Chaudrons et AK-47 à 13 ans
Dominic Desmarais, Enfants-soldats, International

Waterloo, Sierra Léone – C’est jour de célébration à Waterloo. On y célèbre la fin des classes pour 150 jeunes de 10 à 18 ans. Ils terminent leur année d’apprentissage au Child advocacy and rehabilitation Center (CAR) de la Croix-Rouge.

Ces jeunes, triés sur le volet, ont été victimes de la guerre civile des années 1990. Sarah, de la promotion 2001, est présente à la demande de la Croix-Rouge. Cette jeune femme de 20 ans est un bel exemple de réussite pour l’organisation humanitaire.

En retrait des festivités, Sarah se raconte. Bien que timide, le regard fuyant, elle affiche un aplomb et un bien-être qui cadrent mal avec l’idée que l’on se fait de son passé. À 13 ans, elle voit les rebelles débarquer dans sa ville jusqu’alors épargnée par les affrontements. «Les rebelles m’ont enlevée. Le premier jour, j’ai été violée par 5 hommes. J’ai été adoptée par le Commandant pour être sa femme.» Sarah a l’habitude de raconter sa vie. Elle semble fredonner cette histoire comme une vieille chanson. Ce sont des faits qu’elle relate, pas des émotions.

Pendant un an, elle fait la cuisine pour son «mari» de 39 ans. Elle apprend à manier la mitraillette AK-47. «Je l’utilisais lors des embuscades ou quand je n’avais pas le choix de me défendre», explique-t-elle en regardant le vide, sans toutefois être gênée par son histoire. Elle ne sait si elle a donné la mort. Elle tirait en direction du feu ennemi. «Je n’aimais pas ça. Mais je n’avais pas d’autre choix», raconte-t-elle, soudain plus sérieuse.

Ses propos deviennent plus vagues. Son assurance se déstabilise sitôt qu’on la fait déborder du cadre de son récit. Comme si cette histoire était complètement oubliée, ses souvenirs sont plus flous. Elle raconte, sans trop de détails, que les soldats la battaient parce qu’elle était trop fainéante. «Je ne pouvais pas m’échapper. Je ne connaissais aucune route pour fuir», avance-t-elle pour se justifier. Elle a été relâchée à la fin des hostilités, un an plus tard. Elle est rentrée à la maison, là où elle a été enlevée.

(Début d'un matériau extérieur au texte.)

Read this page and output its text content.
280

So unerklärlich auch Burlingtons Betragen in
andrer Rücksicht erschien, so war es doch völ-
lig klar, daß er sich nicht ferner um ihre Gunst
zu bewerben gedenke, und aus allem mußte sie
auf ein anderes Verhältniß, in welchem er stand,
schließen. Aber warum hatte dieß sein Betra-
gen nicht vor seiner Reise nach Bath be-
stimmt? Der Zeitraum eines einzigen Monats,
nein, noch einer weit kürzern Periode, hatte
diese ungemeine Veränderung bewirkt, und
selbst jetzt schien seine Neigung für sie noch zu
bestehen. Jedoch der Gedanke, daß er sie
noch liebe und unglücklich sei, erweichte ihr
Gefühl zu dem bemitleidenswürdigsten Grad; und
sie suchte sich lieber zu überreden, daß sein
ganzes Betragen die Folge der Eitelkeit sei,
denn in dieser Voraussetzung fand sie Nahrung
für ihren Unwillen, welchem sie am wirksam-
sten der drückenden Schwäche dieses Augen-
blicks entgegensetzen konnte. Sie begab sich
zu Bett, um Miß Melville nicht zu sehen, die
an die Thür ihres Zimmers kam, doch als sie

Son «mari» est revenu la voir chez elle à trois reprises, depuis la fin de la guerre. «Il m’a demandé comment j’allais. Il voulait me marier. Je ne voulais pas. C’est arrivé pendant la guerre. Maintenant elle est terminée.» Sarah parle calmement, sans aucune amertume envers cet homme, plus vieux de 26 ans, qui l’a forcée à devenir femme. Comme si c’était une autre vie. «C’est le passé. Je ne ressens plus rien aujourd’hui. Je me sens bien avec moi-même», dit-elle en avouant qu’elle a mis du temps avant d’oublier, de pardonner.

Son parcours tient du rêve américain, version sierra-léonaise. À 15 ans, elle est choisie pour suivre les enseignements du centre de réhabilitation de la Croix-Rouge à Waterloo: une bénédiction pour cette jeune femme qui n’avait pas les moyens d’aller à l’école. Elle reçoit une éducation, de l’aide pour son traumatisme, on la nourrit une fois par jour, elle y apprend un métier. Celui de cuisinière. Une formation qui lui permet de gagner sa vie, de réintégrer positivement la société. Elle a un suivi à l’extérieur du centre. Elle est en-cadrée.

Elle a la chance d’être vue. L’un de ses enseignants remarque son potentiel. Il l’encourage à retourner aux études. «Il m’a expliqué à quel point c’est important, l’éducation. Que je serais alors capable de vivre dans toutes les sociétés.» Sarah reprend sa bonne humeur. Elle vient de terminer ses études collégiales. Deux ans d’efforts rendus possibles grâce à une aide financière provenant d’un organisme albertain, CAUSE Canada.

Aujourd’hui, elle est reconnaissante. Elle attend ses résultats finaux pour savoir si elle pourra poursuivre son parcours: étudier la comptabilité à l’université.

Produit grâce à la contribution de l’Agence canadienne de développement international (ACDI)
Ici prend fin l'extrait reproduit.